Currently I loop through the rounds, add up each teams score and then grab the maximum values index using `np.argmax` and store the count in a dictionary.

``````import random
from collections import defaultdict

win_count = defaultdict(int)

# Random scores
scores_per_round = np.random.rand(10_000,100)

# 100,000 random teams of 8
teams = np.array([random.sample(list(range(100)), 8) for _ in range(100_000)])

# Loop through and keep track of teams wins
for round in range(10_000):
win_count[np.argmax(np.sum(np.take(scores_per_round[round], teams), axis=1))] += 1
``````

## Solution

The initial code is slow because it allocates pretty-big temporary arrays. Iterating over them 10_000 is expensive because the RAM or the last-level cache are relatively slow (compared to the L1 cache or registers). Using Numba can fix this problem by computing the arrays on-the-fly in a more cache-friendly way.
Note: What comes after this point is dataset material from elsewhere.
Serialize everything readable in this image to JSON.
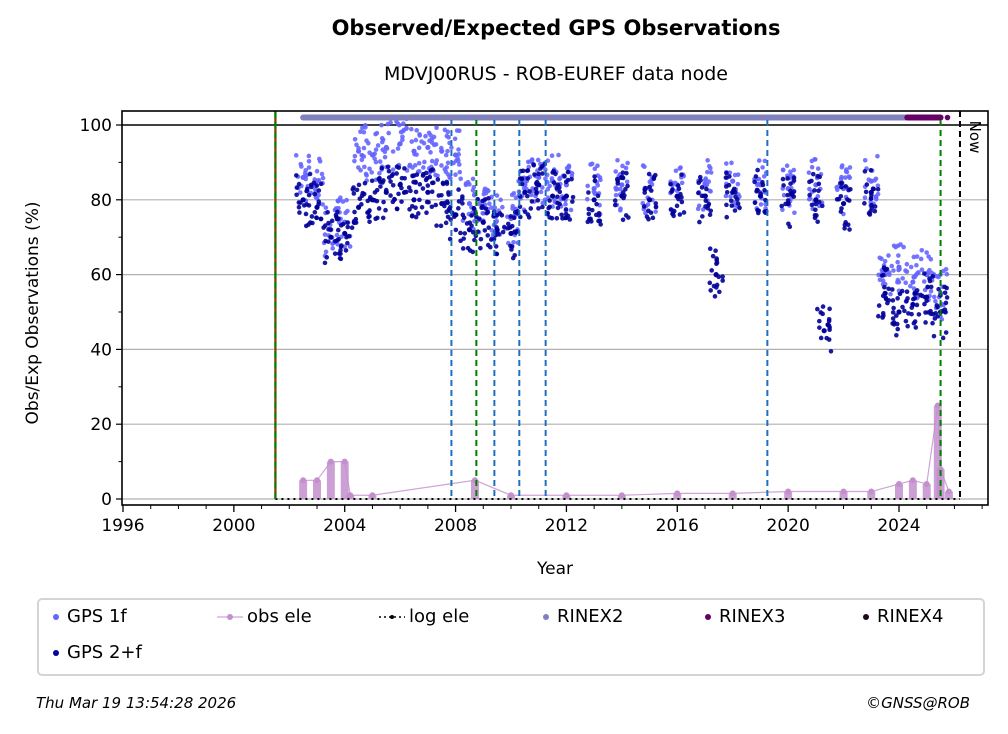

Here is a simple parallel implementation:

``````import numpy as np
import numba as nb

@nb.njit('int32[::1](float64[:,::1], int32[:,::1])', parallel=True, fastmath=True)
def computeTeamWins(scores_per_round, teams):
roundCount = scores_per_round.shape
result = np.empty(roundCount, dtype=np.int32)
n, m = teams.shape
assert m == 8 # See the comment below

for r in nb.prange(roundCount):
iMax, sMax = -1, -1.0
for i in range(n):
s = 0.0
# Faster if the size is known as the loop can be unrolled
for j in range(8):
s += scores_per_round[r, teams[i, j]]
if s > sMax:
iMax, sMax = i, s
result[r] = iMax

return result

win_count = defaultdict(int)
for v in computeTeamWins(scores_per_round, teams):
win_count[v] += 1
``````

On my 6-core machine, it takes 0.8 second while the initial code takes 54.3 seconds. This means the Numba implementation is about 68 times faster. If you cast `teams` to an `np.uint8` array, then the computation takes only 0.57 seconds resulting in a 95 times faster execution (because of the caches). Note that this means the maximum integer value is bounded to 255 (included). Note that the final loop takes only few milliseconds.